2. A method for plastic injection molding a centrifugal air impeller as set forth in claim 1 wherein the step of attaching the inlet cover and blades to the back plate is carried out in an ultrasonic welding operation.

3. A method for plastic injection molding a centrifugal air impeller as set forth in claim 2 wherein axially projecting ribs are molded along and substantially throughout the length of the longitudinal edges of the blades on a side thereof opposite the cover, and wherein mating grooves are provided in the back plate for entry of the ribs into the grooves on assembly and welding of the cover and blades to the back plate.

4. A method for plastic injection molding a centrifugal air impeller as set forth in claim 3 wherein the dimensional relationship between the ribs and grooves is such that the ribs enter wider grooves during molding but the grooves are narrower than the blades, the blade edges thus being prevented from entering the grooves and causing flash.

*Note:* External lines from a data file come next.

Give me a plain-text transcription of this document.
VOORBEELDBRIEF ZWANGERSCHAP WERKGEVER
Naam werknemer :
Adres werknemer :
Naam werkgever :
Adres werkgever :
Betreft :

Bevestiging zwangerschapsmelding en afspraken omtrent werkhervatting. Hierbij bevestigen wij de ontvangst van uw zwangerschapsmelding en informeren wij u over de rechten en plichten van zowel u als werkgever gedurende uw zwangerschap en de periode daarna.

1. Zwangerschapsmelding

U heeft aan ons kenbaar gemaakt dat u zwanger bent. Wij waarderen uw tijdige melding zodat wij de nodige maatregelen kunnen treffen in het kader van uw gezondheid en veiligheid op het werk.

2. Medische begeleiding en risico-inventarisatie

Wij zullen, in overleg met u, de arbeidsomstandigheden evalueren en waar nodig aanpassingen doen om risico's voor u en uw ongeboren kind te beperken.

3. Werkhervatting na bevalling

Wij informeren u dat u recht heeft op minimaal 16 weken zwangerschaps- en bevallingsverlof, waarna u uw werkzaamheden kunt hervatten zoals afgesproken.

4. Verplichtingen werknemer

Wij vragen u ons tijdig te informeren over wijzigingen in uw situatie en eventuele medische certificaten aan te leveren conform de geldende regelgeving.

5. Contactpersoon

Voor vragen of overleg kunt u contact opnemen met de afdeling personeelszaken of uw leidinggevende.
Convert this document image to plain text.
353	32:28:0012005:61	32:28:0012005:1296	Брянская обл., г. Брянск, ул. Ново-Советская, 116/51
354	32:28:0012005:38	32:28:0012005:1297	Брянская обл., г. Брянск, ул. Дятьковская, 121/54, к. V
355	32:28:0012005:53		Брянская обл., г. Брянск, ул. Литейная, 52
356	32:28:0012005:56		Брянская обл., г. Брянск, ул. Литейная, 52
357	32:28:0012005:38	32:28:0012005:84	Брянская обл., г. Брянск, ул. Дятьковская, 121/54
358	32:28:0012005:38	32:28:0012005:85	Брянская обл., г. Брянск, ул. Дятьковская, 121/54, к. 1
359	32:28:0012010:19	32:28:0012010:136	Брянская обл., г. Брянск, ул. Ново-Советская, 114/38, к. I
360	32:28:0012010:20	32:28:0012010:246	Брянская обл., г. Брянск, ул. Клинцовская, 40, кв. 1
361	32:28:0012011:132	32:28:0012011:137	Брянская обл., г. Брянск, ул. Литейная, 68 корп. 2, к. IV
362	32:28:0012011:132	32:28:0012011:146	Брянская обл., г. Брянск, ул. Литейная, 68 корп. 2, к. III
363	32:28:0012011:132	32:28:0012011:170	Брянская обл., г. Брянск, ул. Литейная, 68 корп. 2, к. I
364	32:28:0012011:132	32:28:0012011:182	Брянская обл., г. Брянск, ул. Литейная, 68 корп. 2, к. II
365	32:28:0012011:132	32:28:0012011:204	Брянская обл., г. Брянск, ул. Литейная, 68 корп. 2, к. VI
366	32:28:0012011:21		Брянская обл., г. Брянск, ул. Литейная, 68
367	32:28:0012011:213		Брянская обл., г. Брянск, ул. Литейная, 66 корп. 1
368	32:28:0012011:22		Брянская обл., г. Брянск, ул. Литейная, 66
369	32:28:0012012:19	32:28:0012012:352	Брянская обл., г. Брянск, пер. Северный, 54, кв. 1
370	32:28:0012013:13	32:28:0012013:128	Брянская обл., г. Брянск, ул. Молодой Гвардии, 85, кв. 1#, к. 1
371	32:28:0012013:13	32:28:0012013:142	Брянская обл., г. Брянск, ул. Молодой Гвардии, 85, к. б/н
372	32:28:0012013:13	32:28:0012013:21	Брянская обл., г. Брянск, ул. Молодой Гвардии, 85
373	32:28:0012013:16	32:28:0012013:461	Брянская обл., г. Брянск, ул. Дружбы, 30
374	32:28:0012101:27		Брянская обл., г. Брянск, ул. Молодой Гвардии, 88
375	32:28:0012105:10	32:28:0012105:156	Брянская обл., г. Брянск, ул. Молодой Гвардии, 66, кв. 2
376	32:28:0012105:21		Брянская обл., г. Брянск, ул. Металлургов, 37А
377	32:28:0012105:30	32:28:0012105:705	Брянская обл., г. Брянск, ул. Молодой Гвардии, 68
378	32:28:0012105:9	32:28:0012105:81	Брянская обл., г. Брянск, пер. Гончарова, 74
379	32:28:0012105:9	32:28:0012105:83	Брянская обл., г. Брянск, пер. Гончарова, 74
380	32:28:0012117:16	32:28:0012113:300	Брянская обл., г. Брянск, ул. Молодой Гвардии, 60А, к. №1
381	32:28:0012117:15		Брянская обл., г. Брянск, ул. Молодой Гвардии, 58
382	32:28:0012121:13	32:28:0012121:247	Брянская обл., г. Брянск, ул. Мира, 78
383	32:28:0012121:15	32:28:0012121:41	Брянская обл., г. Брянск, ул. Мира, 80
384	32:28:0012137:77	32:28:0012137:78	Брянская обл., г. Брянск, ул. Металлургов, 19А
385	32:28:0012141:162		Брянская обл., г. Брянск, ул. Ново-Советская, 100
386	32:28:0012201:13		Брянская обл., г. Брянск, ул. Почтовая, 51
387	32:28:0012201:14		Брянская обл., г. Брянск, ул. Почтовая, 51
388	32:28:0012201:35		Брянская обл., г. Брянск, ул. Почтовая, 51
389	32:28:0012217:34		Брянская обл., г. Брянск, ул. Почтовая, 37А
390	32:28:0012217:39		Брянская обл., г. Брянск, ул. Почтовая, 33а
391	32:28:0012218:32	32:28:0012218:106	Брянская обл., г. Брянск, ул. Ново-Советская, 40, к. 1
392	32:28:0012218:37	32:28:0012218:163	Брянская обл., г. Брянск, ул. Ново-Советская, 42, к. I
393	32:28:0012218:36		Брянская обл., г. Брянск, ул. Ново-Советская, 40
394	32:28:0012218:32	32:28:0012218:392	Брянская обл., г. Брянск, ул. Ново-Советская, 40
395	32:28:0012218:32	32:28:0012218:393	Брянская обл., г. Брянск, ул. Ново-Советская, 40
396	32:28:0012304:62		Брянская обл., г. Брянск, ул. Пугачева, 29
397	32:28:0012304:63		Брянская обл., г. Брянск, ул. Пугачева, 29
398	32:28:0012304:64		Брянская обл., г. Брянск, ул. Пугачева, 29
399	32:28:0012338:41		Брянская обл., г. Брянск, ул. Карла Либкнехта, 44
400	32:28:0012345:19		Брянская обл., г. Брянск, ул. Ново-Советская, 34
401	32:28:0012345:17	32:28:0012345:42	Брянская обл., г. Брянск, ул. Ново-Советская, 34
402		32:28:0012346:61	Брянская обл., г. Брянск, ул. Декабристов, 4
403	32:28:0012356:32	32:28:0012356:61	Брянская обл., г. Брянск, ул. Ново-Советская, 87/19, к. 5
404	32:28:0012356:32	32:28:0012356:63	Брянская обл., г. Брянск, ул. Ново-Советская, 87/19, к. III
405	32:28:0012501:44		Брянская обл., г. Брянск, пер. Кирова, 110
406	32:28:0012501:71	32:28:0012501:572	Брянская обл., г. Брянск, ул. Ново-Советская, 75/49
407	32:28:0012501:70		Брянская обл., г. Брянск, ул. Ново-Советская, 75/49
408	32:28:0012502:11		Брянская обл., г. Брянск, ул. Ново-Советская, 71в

5. A method for plastic injection molding a centrifugal air impeller as set forth in claim 4 wherein small locating pins are provided on at least some of the blades with mating locating holes in the back plate for accuracy in assembling the cover and blades with the back plate.

6. A method for plastic injection molding a centrifugal air impeller as set forth in claim 5 wherein at least one par of the pins and holes is adapted for a slip fit.

7. A method for plastic injection molding a centrifugal air impeller as set forth in claim 6 wherein at least one hole is shaped to prevent its mating pin from moving circumaxially.

8. A method for plastic injection molding a centrifugal air impeller as set forth in claim 1 wherein the backplate is formed in a plastic molding operation.

9. A method for plastic injection molding a centrifugal air impeller as set forth in claim 1 wherein the cover is molded with a short axially extending annular rim about its perimeter which defines a discharge opening for the impeller.

10. A method for plastic injection molding a centrifugal air impeller as set forth in claim 1 wherein the blades are molded to a rearwardly curved configuration.

11. A method for plastic injection molding a centrifugal air impeller as set forth in claim 1 wherein the back plate also serves as a rotary driving member for the impeller.